Book Review: Daughter Moon, by @hg47

Daughter Moon, by the mysterious @hg47. I for real bought this one. It wasn’t even free on Amazon. 

I normally start with a description of the book, but Daughter Moon has a ridiculously long (though accurate) synopsis which can be found here. I’ll sum it up by saying that an ace hacker is sent on a suicide mission to save a techno-goddess stranded in time. Then is forced to face an alien invasion, political infighting, and a whole horde of nanobots…not to mention a planet of horny virgins.

Review:
Oh wow, this is some serious hard sic-fi right here. I might even stretch it to speculative fiction. Either way it covers a lot of ground, from Dworkin’s `all sexual penetration is rape’ to Newtonian physics and functional nanotechnology…not to mention time travel. This book takes some thought to read though. I strongly recommend reading it, but not when there are too many distractions about. It would be easy to get lost in the multiple time-lines and overlapping ‘Direct Interface Lifetimes.’ You want time available to think through the information presented to you and appreciate the detailed science that the story is interlaced with. A lot of research must have gone into the technical writing. Whomever @hg47 is in real life, he/she has no shortage of education. (Unless he/she is just a simple genius. You never know.) The bibliography (yea there is one) kept my internal social scientist happy and lit my physicist husband’s eyes aglow.
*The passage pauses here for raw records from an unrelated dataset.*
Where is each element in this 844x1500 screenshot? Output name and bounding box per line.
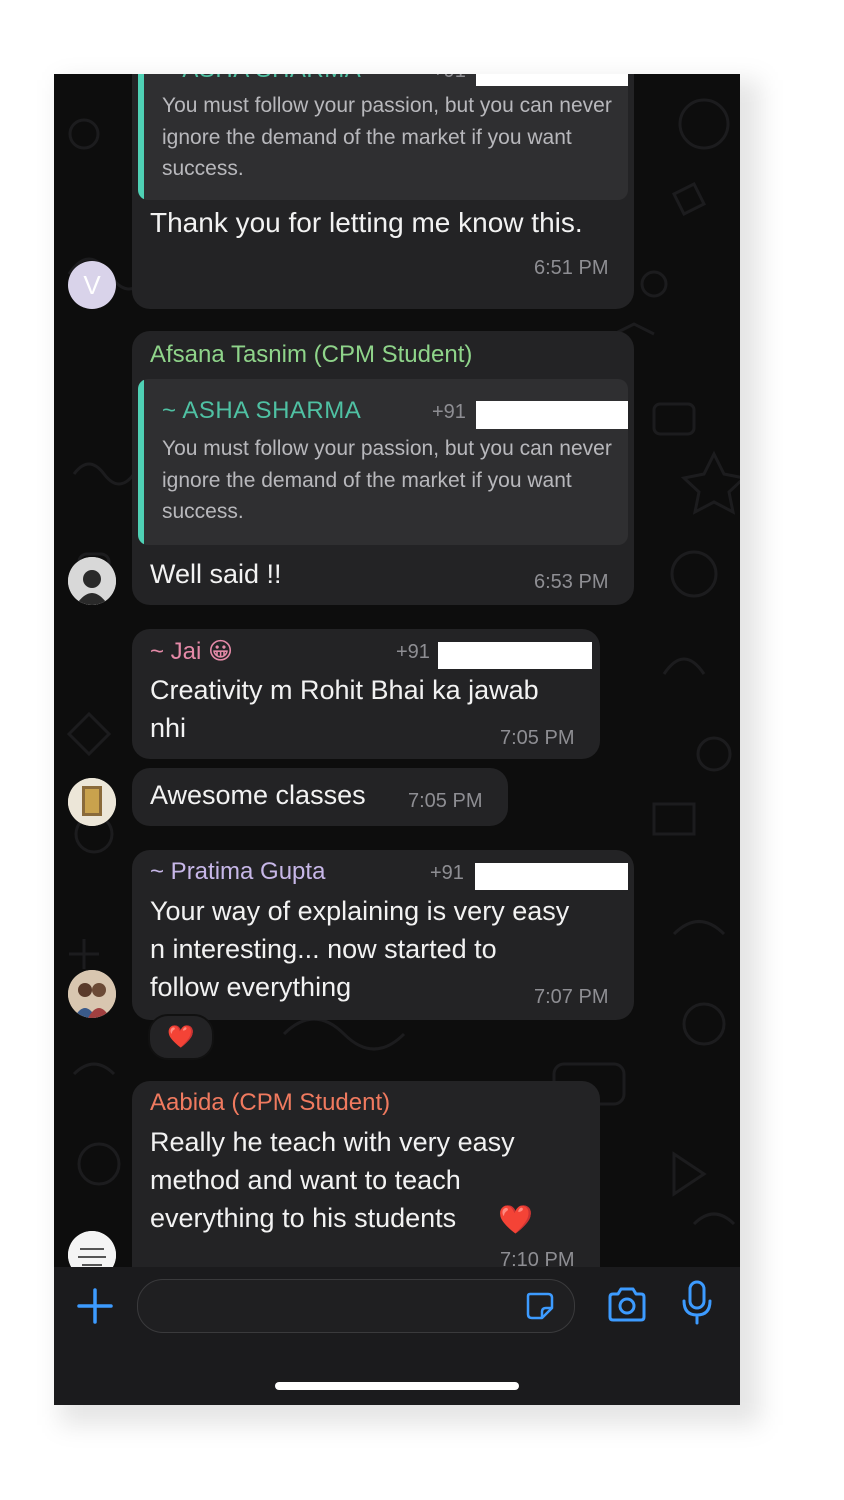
quote-sender-name: ~ ASHA SHARMA [162, 397, 362, 424]
message-bubble[interactable]: Aabida (CPM Student) Really he teach wit… [132, 1081, 600, 1267]
sender-name: ~ Pratima Gupta [150, 858, 326, 885]
avatar[interactable] [68, 970, 116, 1018]
message-time: 7:10 PM [500, 1249, 575, 1267]
avatar[interactable] [68, 778, 116, 826]
message-text-line: n interesting... now started to [150, 934, 497, 964]
message-bubble[interactable]: ~ Jai 😀 +91 Creativity m Rohit Bhai ka j… [132, 629, 600, 759]
avatar-initial: V [83, 270, 101, 300]
message-text-line: follow everything [150, 972, 352, 1002]
sticker-icon[interactable] [524, 1290, 556, 1322]
heart-reaction-icon: ❤️ [167, 1024, 195, 1049]
camera-icon[interactable] [606, 1285, 648, 1325]
heart-emoji: ❤️ [498, 1204, 533, 1235]
redacted-phone [475, 863, 628, 890]
quote-accent-bar [138, 379, 144, 545]
sender-name: Aabida (CPM Student) [150, 1089, 391, 1116]
chat-screen: ~ ASHA SHARMA +91 You must follow your p… [54, 74, 740, 1405]
sender-phone: +91 [396, 641, 430, 663]
quoted-message[interactable]: ~ ASHA SHARMA +91 You must follow your p… [138, 379, 628, 545]
redacted-phone [438, 642, 592, 669]
quote-accent-bar [138, 74, 144, 200]
message-input[interactable] [137, 1279, 575, 1333]
message-text-line: Creativity m Rohit Bhai ka jawab [150, 675, 539, 705]
message-text-line: Your way of explaining is very easy [150, 896, 570, 926]
message-text: Well said !! [150, 559, 282, 589]
redacted-phone [476, 74, 628, 86]
avatar[interactable]: V [68, 261, 116, 309]
quote-text: You must follow your passion, but you ca… [162, 437, 612, 523]
plus-icon[interactable] [76, 1287, 114, 1325]
message-text-line: everything to his students [150, 1203, 457, 1233]
message-time: 7:07 PM [534, 986, 609, 1008]
message-bubble[interactable]: ~ ASHA SHARMA +91 You must follow your p… [132, 74, 634, 309]
microphone-icon[interactable] [680, 1279, 714, 1327]
quote-sender-phone: +91 [432, 74, 466, 83]
reaction-badge[interactable]: ❤️ [148, 1014, 214, 1060]
quote-text: You must follow your passion, but you ca… [162, 94, 612, 180]
message-text: Awesome classes [150, 780, 366, 810]
message-bubble[interactable]: Awesome classes 7:05 PM [132, 768, 508, 826]
avatar-photo [68, 778, 116, 826]
message-time: 6:51 PM [534, 257, 609, 279]
avatar-photo [68, 557, 116, 605]
message-text-line: method and want to teach [150, 1165, 461, 1195]
message-bubble[interactable]: ~ Pratima Gupta +91 Your way of explaini… [132, 850, 634, 1020]
message-text-line: Really he teach with very easy [150, 1127, 515, 1157]
quoted-message[interactable]: ~ ASHA SHARMA +91 You must follow your p… [138, 74, 628, 200]
message-text: Thank you for letting me know this. [150, 207, 583, 238]
avatar[interactable] [68, 557, 116, 605]
redacted-phone [476, 401, 628, 429]
sender-phone: +91 [430, 862, 464, 884]
avatar-photo [68, 970, 116, 1018]
message-bubble[interactable]: Afsana Tasnim (CPM Student) ~ ASHA SHARM… [132, 331, 634, 605]
chat-area[interactable]: ~ ASHA SHARMA +91 You must follow your p… [54, 74, 740, 1267]
sender-name: ~ Jai 😀 [150, 638, 234, 665]
message-time: 7:05 PM [408, 790, 483, 812]
message-time: 7:05 PM [500, 727, 575, 749]
sender-name: Afsana Tasnim (CPM Student) [150, 341, 473, 368]
quote-sender-name: ~ ASHA SHARMA [162, 74, 361, 84]
home-indicator[interactable] [275, 1382, 519, 1390]
message-input-bar [54, 1267, 740, 1405]
message-time: 6:53 PM [534, 571, 609, 593]
quote-sender-phone: +91 [432, 401, 466, 423]
message-text-line: nhi [150, 713, 187, 743]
But it’s also funny, though in a subtle kind of way. For example, a discussion of the works of Kate Gödel (a feminized reference to famed physicist Kurt Gödel) while the villainized Einstein got to keep his masculinity….Spielberg and Shakespeare, well maybe. I also found it endlessly amusing to spot all of the future huwomanity’s idolizations of famed feminists: the Shere Hite shuttle, Simone de Beauvoir museum, Andrea Dworkin and Avital Ronell ships, classic…or would undoubtedly be for a race of socially superior women. The use of feminized language (huwomanity, womanoeuvred, etc) did take some getting used to, but it works.

If you like your Sci-fi with a hard edge this is the book for you. The writing reminded me a lot of Heinlein with a little Douglas Adams humour thrown in for good measure. Some of the AIs even reminded me of Marvin at times. Seriously, if you’re into the genre pick it up.